When the inaugural e-letter finally does appear in your inbox, the subject line will offer you no real reason to open it.
Once opened, you'll see a laundry list of reasons to tune in to that radio station — but no good reason to read the e-letter because it has no actual content.
You'll wonder why listeners of that station would waste their time signing up for marketing messages and advertising. You'll also wonder why the station is wasting its time with this garbage when they could be engaging more people via Facebook and Twitter.
All cynicism aside, I'm not saying the e-letter is dead quite yet.
A handful of stations make great e-letters and have substantial numbers of regular readers. Yes, social media could make e-letters irrelevant in the not-distant future — but in the meantime, how can you win in this space?
The e-mail newsletter signup page for CBS station WWJ(AM) in Detroit. Stations with successful e-letters have a method of sanity. They start with the notion that people want to read actual content and not just be bombarded with marketing messages about station tune-in.
If they're sending an e-letter to a country music fan, that e-letter must have the very latest news about performers in that format; entertainment information that fits the lifestyle — like what's going on locally for the family in that coming weekend; movie reviews; NASCAR news; and links to unique video(s), new songs, and a place to provide feedback or opinion easily via a link to Facebook.
After the e-letter has been completed, ask several staffers and friends to check it for typos and errors (which, by the way, are more commonly found with e-letters from news/talk and sports formats). Be sure also to ask your volunteer proof readers if everything is stated clearly and if they find the e-letter entertaining. Take their feedback seriously.
Next step is to determine a subject line that will get the recipient actually to open the e-letter. Putting the name of the station and the date in the subject line is a huge mistake because it banks on the power of the station brand to translate into action. Few stations have this kind of authority. You'll obtain a much higher open rate by using emotion, controversy, sex, or a promise of delivering info that they'll hear first from you.
How do you measure success? There are e-mail delivery programs that measure open rate, click-throughs and more; I've been told repeatedly by web experts that none are completely accurate. At the least, however, these logs present you with you a baseline to measure against.
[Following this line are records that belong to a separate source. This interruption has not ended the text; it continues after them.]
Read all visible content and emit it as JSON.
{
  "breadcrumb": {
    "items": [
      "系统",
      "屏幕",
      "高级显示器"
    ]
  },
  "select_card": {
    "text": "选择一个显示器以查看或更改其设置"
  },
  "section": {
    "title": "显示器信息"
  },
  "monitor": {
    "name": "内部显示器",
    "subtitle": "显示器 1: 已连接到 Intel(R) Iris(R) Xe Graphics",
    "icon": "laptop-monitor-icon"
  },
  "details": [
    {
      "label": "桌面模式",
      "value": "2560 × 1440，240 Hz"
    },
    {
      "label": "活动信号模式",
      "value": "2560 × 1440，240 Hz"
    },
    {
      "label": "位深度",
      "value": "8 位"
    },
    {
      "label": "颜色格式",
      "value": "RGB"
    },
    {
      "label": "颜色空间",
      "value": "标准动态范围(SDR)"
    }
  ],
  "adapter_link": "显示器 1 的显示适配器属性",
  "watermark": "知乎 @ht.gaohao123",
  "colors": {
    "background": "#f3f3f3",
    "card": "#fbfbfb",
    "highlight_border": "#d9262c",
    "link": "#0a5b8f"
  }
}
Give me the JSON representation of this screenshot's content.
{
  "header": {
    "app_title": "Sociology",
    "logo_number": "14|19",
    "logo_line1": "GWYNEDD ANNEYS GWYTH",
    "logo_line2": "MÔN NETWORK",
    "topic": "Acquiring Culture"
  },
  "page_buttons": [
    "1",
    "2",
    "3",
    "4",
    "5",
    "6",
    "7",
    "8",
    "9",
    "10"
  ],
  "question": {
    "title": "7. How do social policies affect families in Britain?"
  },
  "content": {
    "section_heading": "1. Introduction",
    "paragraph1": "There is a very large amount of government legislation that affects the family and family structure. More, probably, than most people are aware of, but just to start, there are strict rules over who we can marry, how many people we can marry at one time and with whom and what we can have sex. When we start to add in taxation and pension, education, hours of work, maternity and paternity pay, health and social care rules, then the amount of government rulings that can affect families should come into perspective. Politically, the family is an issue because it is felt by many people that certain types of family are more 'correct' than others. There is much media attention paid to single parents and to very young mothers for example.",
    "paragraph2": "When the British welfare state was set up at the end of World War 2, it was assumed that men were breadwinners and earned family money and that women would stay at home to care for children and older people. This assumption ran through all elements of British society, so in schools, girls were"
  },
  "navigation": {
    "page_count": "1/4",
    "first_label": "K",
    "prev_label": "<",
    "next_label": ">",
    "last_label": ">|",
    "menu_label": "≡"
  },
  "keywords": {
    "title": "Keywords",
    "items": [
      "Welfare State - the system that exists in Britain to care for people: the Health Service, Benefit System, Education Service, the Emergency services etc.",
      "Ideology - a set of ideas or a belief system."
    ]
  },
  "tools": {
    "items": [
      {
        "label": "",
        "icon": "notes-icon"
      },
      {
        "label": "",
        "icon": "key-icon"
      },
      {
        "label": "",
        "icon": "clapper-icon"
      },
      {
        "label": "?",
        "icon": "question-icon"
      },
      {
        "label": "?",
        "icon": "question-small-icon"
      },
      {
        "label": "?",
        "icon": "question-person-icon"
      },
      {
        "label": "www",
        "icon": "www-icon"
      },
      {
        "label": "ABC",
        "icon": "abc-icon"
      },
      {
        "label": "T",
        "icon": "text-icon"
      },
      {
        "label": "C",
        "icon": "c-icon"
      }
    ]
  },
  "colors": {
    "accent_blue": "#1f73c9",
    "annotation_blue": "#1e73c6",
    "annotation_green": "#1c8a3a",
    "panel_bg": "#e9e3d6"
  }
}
Even the most simplistic e-mail delivery program does offer you the unsubscribe rate. It's vital that you do keep track of your unsubscribe rate so you can see what's working for you and what isn't.
Few stations can sustain more than one e-letter per week. Sending out more also potentially raises your unsubscribe rate simply because your listeners do have a real lives with little free time, so don't push too hard.
One trend worth watching is how youth audiences are dealing with e-mail as a tool. There is evidence that for many 12- to 24-year-olds, Facebook has significantly lowered interest in checking e-mail with frequency.
So, if your e-letter has been like the one described at the start of this article, what should you do?
Once you've got something you're proud of, promote it heavily on-air. Offer specific reasons for listeners to sign up. Prod with incentives like free tickets or T-shirts. In your first few new e-letters, solicit feedback and then read it on the air.
Last, I recommend you not send out standalone advertising to your database. Your unsubscribe rate will soar and your open rate will plunge. You can still make money with banner ads or sponsorships in e-letters — just make sure that content remains king.